Traveling salesman problem, also known as TSP, approached with genetic algorithms and others. Based on CS454, KAIST, 2019 Fall.
Please refer to the course homepage. More information about traveling salesman problem can be found here.
Classical optimization algorithms such as greedy search are not effective due to high computational cost in large problem instances of traveling salesman problem. There's currently no known single best algorithm, and instead, various stochastic optimizations are proposed. These solutions does not aim for the 'answer', but shows sufficient level of optimization with great efficiency.

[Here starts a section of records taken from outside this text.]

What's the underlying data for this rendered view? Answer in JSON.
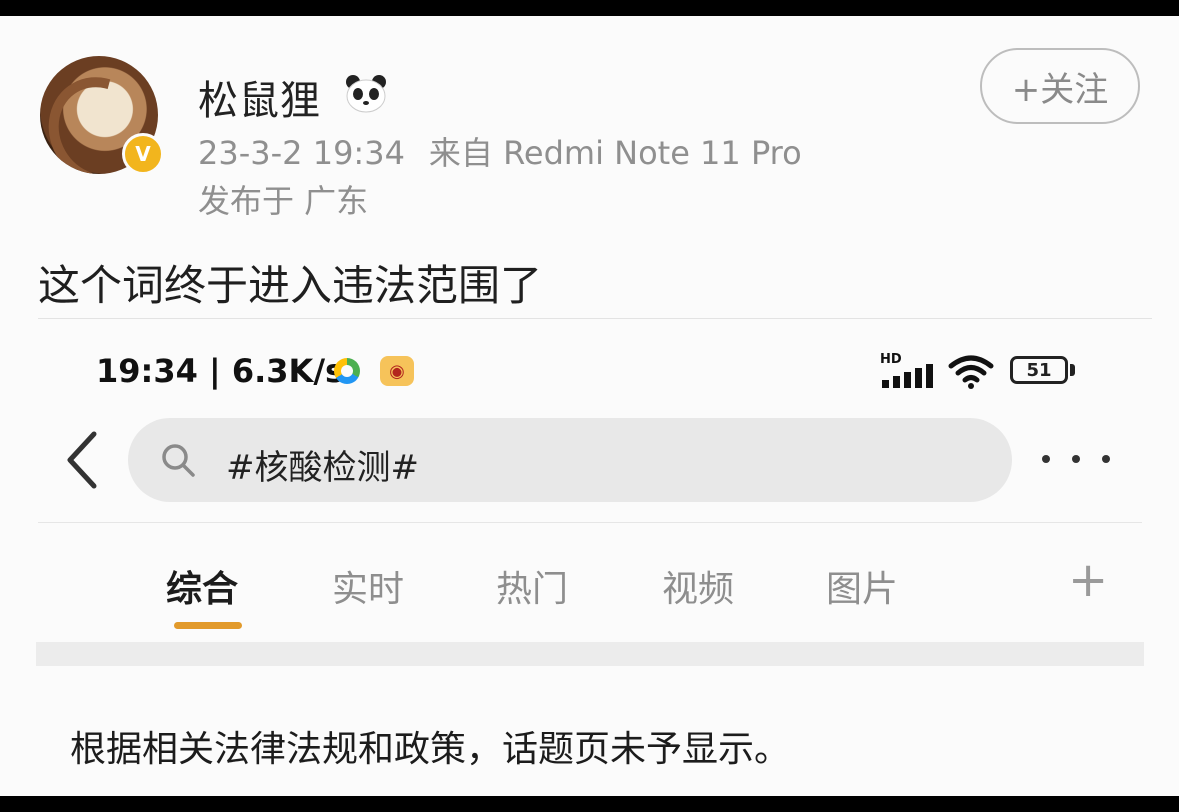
{
  "post": {
    "username": "松鼠狸",
    "timestamp": "23-3-2 19:34",
    "source": "来自 Redmi Note 11 Pro",
    "location": "发布于 广东",
    "follow_label": "+关注",
    "text": "这个词终于进入违法范围了",
    "icons": [
      "avatar",
      "verified-badge-icon",
      "panda-icon"
    ]
  },
  "screenshot": {
    "status_bar": {
      "time_speed": "19:34 | 6.3K/s",
      "hd": "HD",
      "battery": "51",
      "icons": [
        "app-notification-icon",
        "weibo-notification-icon",
        "signal-icon",
        "wifi-icon",
        "battery-icon"
      ]
    },
    "search": {
      "query": "#核酸检测#",
      "icons": [
        "back-icon",
        "search-icon",
        "more-icon"
      ]
    },
    "tabs": [
      {
        "label": "综合",
        "active": true
      },
      {
        "label": "实时",
        "active": false
      },
      {
        "label": "热门",
        "active": false
      },
      {
        "label": "视频",
        "active": false
      },
      {
        "label": "图片",
        "active": false
      }
    ],
    "tab_add": "+",
    "notice": "根据相关法律法规和政策，话题页未予显示。"
  },
  "colors": {
    "accent_underline": "#e29a2b",
    "verified_badge": "#f2b51d",
    "meta_text": "#8f8f8f"
  }
}
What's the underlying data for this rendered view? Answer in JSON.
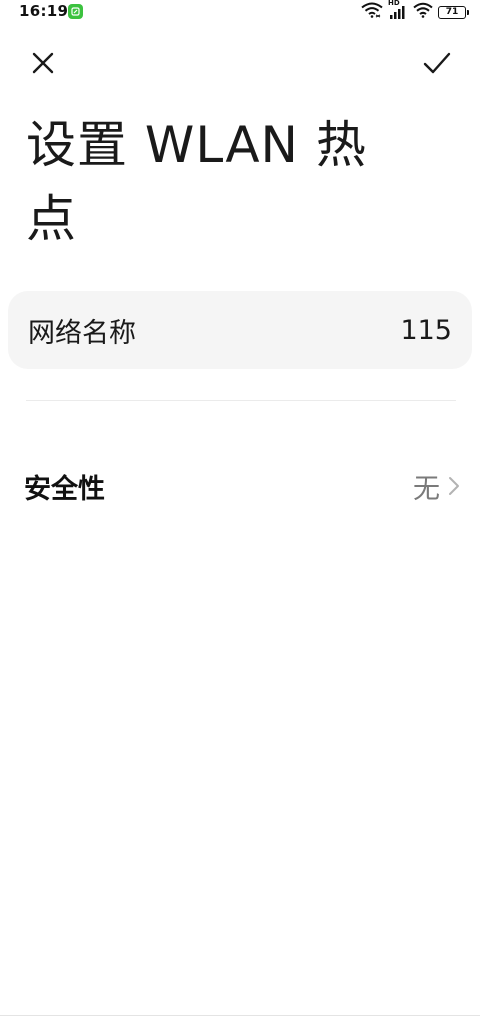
{
  "status_bar": {
    "time": "16:19",
    "app_icon": "green-notification-icon",
    "hd_badge": "HD",
    "battery_level": "71",
    "battery_fraction": 0.71
  },
  "header": {
    "close_icon": "close-icon",
    "confirm_icon": "check-icon"
  },
  "title": "设置 WLAN 热点",
  "network": {
    "label": "网络名称",
    "value": "115"
  },
  "security": {
    "label": "安全性",
    "value": "无",
    "chevron_icon": "chevron-right-icon"
  },
  "colors": {
    "card_background": "#f5f5f5",
    "secondary_text": "#7a7a7a",
    "app_icon_green": "#3cc23f"
  }
}
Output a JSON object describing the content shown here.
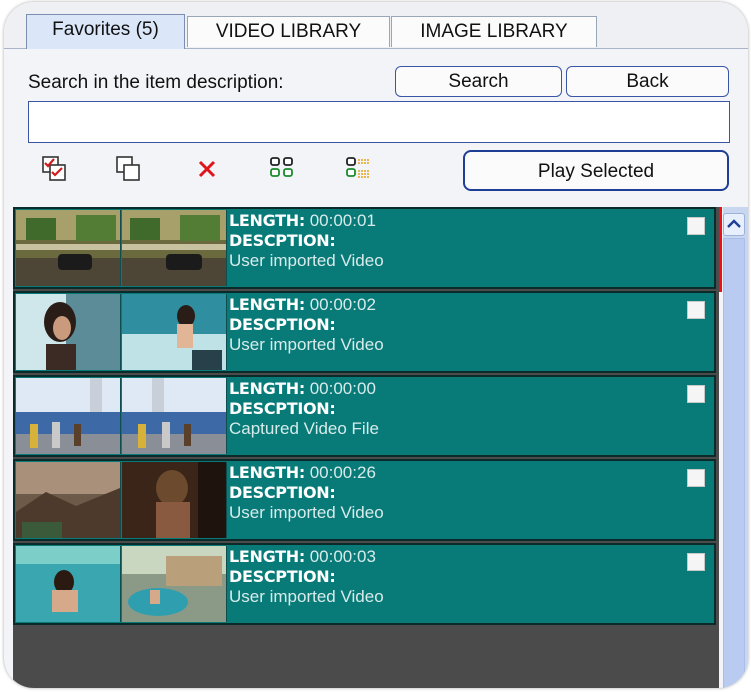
{
  "tabs": [
    {
      "label": "Favorites (5)"
    },
    {
      "label": "VIDEO LIBRARY"
    },
    {
      "label": "IMAGE LIBRARY"
    }
  ],
  "search": {
    "label": "Search in the item description:",
    "button": "Search",
    "back": "Back",
    "value": ""
  },
  "toolbar": {
    "icons": [
      "select-all-icon",
      "deselect-all-icon",
      "delete-icon",
      "view-grid-icon",
      "view-list-icon"
    ],
    "play_label": "Play Selected",
    "accent": "#1f3f96"
  },
  "list": {
    "length_key": "LENGTH:",
    "desc_key": "DESCPTION:",
    "items": [
      {
        "length": "00:00:01",
        "description": "User imported Video",
        "checked": false
      },
      {
        "length": "00:00:02",
        "description": "User imported Video",
        "checked": false
      },
      {
        "length": "00:00:00",
        "description": "Captured Video File",
        "checked": false
      },
      {
        "length": "00:00:26",
        "description": "User imported Video",
        "checked": false
      },
      {
        "length": "00:00:03",
        "description": "User imported Video",
        "checked": false
      }
    ],
    "row_color": "#087b78",
    "selected_marker_color": "#e8121a"
  }
}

The classic and meta-heuristic approaches are as follows:
Greedy Search, 2-Opt, Genetic Algorithms, Ant-Colony Optimization (ACO), Particle Swarm Optimization (PSO)
And more: Lin-Kernigan Heuristic, Concorde
$ python3 main.py # default: genetic-algorithm with rl11849
$ python3 main.py 2opt a280 # receives two positional arguments of method and data
traveling-salesman-problem
├── README.md
├── .gitignore
├── data/
│ ├── a280.tsp
│ ├── rl11849.tsp
│ └── ...
├── heuristics/
│ ├── genetic_programming.py
│ ├── greedy_search.py
│ ├── two_opt.py
│ └── ...
├── tsp.py
└── main.py
The basic dataset used for testings in this problem is MP-TESTDATA. The numbers in file name denotes the number of cities.
To add new test data, refer to test.tsp for required format.